There are no interstitial bumps or anything like that. The second technology is a type of through silicon via called the backside through silicon via, or BTVS, and this allows power or signals to be connected through one of the wafers to the other. The effect of these two together is to deliver a very good power supply to the logic transistors on the logic die. This is just the first step for us. We have been working with TSMC to master this technology, and we use it initially to build a better power supply for our processor, but it will go much further than that in the near future.
The human brain has roughly 100 billion neurons that crate over 100 trillion synapses. The largest models today, most of which run on GPU clusters, top out at around 1 trillion parameters.
Who knows if such machines will ultimately be used for good or evil (probably both)?
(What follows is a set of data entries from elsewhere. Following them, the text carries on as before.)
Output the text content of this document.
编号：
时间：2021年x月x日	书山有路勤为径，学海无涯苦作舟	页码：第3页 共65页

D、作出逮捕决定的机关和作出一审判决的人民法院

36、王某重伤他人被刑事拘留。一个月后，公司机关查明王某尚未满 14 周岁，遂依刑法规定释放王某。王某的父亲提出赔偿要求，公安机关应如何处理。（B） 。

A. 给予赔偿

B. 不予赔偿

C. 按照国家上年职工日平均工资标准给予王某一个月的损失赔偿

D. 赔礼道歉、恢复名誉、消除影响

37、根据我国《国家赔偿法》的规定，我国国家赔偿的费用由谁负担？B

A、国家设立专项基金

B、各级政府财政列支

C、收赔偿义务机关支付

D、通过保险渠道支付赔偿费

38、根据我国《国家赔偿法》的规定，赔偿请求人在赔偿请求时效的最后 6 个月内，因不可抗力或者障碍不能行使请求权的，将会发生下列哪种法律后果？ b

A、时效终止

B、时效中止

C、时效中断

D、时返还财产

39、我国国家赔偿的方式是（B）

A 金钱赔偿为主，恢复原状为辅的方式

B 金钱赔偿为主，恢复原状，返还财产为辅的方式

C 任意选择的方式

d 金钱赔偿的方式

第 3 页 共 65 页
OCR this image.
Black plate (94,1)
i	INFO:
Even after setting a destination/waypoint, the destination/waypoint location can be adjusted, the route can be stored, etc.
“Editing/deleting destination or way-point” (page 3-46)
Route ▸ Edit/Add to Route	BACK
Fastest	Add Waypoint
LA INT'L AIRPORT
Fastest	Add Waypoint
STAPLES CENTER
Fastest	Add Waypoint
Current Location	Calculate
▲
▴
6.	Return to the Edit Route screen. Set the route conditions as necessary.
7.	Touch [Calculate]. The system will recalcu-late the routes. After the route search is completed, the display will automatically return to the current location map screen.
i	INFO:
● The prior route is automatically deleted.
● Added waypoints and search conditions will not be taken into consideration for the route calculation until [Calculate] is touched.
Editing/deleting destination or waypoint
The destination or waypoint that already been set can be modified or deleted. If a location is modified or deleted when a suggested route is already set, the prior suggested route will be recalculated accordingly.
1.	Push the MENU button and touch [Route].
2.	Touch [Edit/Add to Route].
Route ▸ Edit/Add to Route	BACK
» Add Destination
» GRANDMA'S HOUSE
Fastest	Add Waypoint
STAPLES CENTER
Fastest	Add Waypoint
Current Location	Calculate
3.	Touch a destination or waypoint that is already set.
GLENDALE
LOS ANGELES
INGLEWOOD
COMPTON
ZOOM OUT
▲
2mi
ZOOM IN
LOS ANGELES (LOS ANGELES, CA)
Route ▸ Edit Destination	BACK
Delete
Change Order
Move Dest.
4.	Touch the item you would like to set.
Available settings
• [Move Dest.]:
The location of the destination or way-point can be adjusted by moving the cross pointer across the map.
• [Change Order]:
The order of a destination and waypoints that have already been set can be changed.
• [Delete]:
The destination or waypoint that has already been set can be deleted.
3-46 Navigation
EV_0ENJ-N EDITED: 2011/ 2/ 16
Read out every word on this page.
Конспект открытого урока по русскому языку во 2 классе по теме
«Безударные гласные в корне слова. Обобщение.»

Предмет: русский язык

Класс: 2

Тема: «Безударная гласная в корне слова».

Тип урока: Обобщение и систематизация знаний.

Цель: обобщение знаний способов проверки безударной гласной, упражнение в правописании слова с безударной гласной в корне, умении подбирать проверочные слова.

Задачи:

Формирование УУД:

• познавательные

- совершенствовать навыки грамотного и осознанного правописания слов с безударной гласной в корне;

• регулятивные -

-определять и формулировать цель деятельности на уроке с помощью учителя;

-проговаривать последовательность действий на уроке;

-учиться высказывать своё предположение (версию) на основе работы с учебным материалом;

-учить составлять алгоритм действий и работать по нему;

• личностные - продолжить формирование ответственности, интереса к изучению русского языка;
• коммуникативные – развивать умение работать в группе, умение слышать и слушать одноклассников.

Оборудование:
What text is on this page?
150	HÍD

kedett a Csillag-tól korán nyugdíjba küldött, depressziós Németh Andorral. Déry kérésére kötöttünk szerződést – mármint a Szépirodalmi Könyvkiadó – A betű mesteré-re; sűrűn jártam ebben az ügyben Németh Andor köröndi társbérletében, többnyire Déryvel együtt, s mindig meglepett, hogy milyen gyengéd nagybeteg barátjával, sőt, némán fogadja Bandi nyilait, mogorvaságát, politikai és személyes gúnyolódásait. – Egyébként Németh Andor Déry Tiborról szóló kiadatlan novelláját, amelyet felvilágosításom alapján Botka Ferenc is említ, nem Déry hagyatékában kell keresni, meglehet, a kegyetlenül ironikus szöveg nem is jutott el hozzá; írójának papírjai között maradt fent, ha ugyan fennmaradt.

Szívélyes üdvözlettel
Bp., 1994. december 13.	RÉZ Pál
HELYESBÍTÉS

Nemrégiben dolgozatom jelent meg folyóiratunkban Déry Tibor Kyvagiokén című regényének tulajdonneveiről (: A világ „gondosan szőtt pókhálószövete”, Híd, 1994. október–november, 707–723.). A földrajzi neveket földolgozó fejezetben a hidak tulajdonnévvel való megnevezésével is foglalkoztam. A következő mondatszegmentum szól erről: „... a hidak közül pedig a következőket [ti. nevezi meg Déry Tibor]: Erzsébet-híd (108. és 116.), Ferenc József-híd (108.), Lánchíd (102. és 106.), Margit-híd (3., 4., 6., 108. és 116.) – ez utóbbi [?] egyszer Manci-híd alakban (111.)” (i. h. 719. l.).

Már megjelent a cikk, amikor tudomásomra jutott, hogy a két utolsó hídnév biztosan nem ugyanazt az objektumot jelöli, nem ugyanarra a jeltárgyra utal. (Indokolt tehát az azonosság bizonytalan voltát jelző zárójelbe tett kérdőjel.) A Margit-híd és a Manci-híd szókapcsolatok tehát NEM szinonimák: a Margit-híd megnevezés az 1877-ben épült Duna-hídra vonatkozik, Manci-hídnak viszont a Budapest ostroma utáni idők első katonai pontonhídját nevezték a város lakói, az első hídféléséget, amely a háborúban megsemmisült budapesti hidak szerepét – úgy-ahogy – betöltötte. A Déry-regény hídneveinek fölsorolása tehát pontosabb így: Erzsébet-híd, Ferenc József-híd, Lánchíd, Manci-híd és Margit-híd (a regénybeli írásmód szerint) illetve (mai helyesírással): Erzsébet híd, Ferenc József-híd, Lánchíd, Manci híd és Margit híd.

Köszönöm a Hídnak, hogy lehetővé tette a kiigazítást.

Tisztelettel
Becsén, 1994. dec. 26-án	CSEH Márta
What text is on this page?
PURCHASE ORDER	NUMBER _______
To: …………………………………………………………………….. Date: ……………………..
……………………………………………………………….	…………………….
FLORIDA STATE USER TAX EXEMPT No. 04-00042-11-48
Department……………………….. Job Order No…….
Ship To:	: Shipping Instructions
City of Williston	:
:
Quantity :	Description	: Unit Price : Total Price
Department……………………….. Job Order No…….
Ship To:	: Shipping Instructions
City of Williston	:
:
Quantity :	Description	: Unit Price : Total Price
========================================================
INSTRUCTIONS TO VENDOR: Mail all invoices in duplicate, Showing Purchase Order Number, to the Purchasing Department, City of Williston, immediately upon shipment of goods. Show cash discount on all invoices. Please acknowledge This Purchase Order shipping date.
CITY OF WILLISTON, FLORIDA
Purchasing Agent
Considering the Good machine will accommodate five times (or more) parameters as the human brain has synapses will require more than eight thousands of its still-in-development IPUs and over ten-to-twenty exaflops of performance. Imagine over 4 PB of on-chip memory and over 10 PB/sec of memory bandwidth across those IPUs.
Cost? Uncertain, but it's anticipated to cost $120 million, which is a lot more expensive than a human brain but a bargain compared to the current class of supercomputers such as exascale floating point math machine used to run HPC simulations or models, whose costs can exceed $1 billion all-in.
I’ve been skeptical about this idea of super-intelligent machines and AGI (Artificial General intelligence). Now I’m just getting worried.